N
N
Nurlan2017-10-16 12:50:54
Laravel
Nurlan, 2017-10-16 12:50:54

Am I catching the beginning of the session correctly?

There is a site with a long history, rewritten separately on a new server. It was necessary that after logging in on the old site, authorization would automatically take place on the new one. We decided to do this: when entering a new site, a new session is caught and it is checked if there is a cookie, then get the information and authorize using Laravel.
I implement it like this: I
created a Middleware "StartSession" with inheritance from the parent Illuminate\Session\Middleware\StartSession and rename the startSession method to :

public function startSession(Request $request)
    {
        event(new SiteAuth($session=parent::startSession($request)));
        return $session;
    }

In Kernel, I replaced the original one with my own.
Created:
- Provider (SiteAuthServiceProvider) in which I registered my StartSession
- Event (SiteAuth)
- Listener (SiteAuthListener), Of
course, they are registered where necessary.
In the listener's handle method, I wrote the test code and it works.
Attention to the question, dear experts: did I do everything right?
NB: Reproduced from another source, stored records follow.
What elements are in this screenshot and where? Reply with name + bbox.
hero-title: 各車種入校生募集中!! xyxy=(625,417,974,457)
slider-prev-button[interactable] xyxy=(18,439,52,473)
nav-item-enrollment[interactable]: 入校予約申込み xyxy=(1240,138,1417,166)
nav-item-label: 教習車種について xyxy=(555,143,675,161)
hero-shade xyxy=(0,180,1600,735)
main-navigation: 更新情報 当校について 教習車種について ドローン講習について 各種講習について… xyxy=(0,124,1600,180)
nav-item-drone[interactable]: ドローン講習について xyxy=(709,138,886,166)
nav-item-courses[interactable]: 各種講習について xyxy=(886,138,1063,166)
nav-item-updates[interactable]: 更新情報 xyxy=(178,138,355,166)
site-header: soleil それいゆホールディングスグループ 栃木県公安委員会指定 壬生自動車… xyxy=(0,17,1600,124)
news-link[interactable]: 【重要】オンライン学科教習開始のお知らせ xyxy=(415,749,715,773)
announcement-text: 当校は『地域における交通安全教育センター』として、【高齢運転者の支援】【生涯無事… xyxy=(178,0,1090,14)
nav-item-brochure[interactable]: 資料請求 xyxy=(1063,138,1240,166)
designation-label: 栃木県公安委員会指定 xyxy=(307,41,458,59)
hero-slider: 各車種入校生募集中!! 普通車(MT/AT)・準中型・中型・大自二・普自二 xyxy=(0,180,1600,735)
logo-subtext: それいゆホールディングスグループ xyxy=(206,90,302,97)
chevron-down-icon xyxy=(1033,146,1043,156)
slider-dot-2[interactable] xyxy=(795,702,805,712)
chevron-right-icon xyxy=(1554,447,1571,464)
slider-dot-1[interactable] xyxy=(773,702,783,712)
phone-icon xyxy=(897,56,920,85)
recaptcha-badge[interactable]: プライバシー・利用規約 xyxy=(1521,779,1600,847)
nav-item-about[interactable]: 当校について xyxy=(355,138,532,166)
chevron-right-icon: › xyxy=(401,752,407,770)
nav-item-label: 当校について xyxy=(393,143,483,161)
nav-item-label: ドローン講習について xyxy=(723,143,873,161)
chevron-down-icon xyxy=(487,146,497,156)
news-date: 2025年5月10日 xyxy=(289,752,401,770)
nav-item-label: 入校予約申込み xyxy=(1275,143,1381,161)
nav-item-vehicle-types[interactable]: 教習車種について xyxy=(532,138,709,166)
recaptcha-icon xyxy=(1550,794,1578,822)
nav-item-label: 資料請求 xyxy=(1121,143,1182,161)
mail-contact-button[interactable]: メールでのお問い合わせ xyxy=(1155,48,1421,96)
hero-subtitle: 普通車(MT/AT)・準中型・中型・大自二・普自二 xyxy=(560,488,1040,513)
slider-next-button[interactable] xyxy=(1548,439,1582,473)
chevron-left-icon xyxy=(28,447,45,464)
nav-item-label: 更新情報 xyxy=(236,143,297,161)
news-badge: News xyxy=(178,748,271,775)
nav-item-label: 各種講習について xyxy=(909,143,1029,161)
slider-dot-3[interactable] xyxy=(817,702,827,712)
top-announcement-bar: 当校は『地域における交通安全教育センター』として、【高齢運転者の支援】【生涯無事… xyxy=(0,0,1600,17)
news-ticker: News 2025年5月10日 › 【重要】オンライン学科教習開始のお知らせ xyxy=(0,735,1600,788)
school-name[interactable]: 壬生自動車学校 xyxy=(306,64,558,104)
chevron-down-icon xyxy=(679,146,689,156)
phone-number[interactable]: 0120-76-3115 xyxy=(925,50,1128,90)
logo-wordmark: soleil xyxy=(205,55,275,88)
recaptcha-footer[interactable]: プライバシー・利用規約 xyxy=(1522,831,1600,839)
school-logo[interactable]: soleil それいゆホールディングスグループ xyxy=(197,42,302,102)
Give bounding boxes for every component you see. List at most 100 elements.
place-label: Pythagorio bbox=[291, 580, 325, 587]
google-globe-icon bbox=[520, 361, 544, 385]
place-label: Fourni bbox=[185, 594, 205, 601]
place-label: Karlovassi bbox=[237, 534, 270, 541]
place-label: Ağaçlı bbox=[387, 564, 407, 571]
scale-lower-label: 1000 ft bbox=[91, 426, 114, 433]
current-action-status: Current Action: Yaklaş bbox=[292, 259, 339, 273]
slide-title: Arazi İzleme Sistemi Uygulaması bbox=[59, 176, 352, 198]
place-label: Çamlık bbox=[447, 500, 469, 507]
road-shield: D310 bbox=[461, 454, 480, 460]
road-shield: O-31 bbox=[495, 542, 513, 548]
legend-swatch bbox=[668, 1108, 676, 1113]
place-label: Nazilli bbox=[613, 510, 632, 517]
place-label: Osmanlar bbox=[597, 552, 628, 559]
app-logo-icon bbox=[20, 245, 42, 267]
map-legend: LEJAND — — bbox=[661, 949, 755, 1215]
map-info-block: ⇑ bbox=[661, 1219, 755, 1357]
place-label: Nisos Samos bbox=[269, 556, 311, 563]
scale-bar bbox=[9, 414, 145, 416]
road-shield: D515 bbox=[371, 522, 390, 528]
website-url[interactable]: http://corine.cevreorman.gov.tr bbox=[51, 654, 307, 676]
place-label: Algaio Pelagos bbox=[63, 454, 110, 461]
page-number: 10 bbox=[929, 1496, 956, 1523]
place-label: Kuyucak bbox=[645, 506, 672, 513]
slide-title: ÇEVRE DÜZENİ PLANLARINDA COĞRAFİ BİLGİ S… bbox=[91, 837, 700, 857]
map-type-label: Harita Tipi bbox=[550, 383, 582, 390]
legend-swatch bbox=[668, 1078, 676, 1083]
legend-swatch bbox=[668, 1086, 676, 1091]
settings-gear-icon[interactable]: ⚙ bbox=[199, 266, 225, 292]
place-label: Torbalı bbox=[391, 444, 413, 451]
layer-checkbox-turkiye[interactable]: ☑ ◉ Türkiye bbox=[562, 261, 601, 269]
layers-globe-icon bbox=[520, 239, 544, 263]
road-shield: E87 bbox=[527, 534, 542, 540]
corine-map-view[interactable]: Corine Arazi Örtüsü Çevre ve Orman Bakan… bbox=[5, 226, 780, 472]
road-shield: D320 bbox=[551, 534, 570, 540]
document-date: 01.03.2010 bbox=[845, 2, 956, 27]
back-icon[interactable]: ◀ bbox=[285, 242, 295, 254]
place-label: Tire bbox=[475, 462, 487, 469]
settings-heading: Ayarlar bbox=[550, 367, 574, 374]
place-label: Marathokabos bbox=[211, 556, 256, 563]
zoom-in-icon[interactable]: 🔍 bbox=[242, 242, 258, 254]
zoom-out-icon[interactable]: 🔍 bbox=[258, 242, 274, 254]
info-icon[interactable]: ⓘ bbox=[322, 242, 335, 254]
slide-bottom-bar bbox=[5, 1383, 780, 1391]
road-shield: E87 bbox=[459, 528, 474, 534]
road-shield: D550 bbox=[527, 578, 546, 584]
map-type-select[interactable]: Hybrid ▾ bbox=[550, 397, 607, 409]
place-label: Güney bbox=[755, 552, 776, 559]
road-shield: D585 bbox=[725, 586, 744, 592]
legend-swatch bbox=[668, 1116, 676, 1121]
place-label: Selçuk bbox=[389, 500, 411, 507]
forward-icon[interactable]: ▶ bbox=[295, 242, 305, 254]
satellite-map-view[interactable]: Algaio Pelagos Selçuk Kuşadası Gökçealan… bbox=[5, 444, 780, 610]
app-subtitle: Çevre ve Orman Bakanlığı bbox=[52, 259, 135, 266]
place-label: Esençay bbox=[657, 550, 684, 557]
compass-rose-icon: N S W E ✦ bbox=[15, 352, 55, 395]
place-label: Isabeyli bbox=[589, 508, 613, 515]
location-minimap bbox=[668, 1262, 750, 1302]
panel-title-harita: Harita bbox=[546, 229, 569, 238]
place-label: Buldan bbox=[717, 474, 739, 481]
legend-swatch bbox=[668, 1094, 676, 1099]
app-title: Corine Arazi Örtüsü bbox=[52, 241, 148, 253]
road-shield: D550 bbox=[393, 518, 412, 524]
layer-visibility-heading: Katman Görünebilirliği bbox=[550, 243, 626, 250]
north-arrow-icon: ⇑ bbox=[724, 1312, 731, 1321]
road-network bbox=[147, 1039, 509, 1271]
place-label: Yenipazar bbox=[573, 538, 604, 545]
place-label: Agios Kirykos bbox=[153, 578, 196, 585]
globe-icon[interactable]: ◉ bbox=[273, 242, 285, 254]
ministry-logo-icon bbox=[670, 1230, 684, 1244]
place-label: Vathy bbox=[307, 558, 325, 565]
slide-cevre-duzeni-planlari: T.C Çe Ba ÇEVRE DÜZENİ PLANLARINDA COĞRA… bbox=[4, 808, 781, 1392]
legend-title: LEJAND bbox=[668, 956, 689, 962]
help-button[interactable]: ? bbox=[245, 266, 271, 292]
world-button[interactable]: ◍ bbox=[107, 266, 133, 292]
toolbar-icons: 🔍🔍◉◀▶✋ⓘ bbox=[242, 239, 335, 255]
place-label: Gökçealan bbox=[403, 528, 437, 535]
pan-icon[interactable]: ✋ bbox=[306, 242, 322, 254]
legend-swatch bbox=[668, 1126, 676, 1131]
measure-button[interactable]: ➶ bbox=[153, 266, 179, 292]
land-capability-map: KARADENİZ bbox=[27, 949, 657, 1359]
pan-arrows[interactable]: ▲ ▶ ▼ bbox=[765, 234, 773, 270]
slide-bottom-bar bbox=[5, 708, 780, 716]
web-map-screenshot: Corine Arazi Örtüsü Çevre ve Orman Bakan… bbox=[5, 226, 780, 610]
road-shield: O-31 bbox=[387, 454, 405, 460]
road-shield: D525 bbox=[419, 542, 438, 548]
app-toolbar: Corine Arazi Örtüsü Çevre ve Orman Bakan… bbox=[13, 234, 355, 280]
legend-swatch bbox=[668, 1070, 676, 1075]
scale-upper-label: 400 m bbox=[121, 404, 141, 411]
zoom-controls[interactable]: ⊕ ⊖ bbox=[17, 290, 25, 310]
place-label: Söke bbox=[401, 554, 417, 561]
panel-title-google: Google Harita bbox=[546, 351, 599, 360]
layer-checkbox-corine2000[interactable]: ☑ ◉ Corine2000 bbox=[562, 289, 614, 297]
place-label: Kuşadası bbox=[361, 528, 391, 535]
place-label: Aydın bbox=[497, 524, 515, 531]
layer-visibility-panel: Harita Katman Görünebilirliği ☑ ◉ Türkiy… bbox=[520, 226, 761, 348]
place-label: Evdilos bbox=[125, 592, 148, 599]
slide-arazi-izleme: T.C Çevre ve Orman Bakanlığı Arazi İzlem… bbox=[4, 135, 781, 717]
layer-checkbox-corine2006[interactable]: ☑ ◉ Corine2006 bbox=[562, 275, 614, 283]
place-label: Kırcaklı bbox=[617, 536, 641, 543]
From the point of view of the architecture of Laravel, MVC, etc., is this shit code or a crutch?
Thank you.

Answer the question

In order to leave comments, you need to log in

1 answer(s)
A
Alexander Aksentiev, 2017-10-16
@Sanasol

event(new SiteAuth($session=parent::startSession($request)));

Some kind of porridge baby.
events are usually processed asynchronously, why is all this here?
Why are there any events at all and this whole chain of incomprehensible actions, despite the fact that in the end you just do this
? Just check the standard session and do authorization in Laravel if it exists. As stated at the beginning.

Didn't find what you were looking for?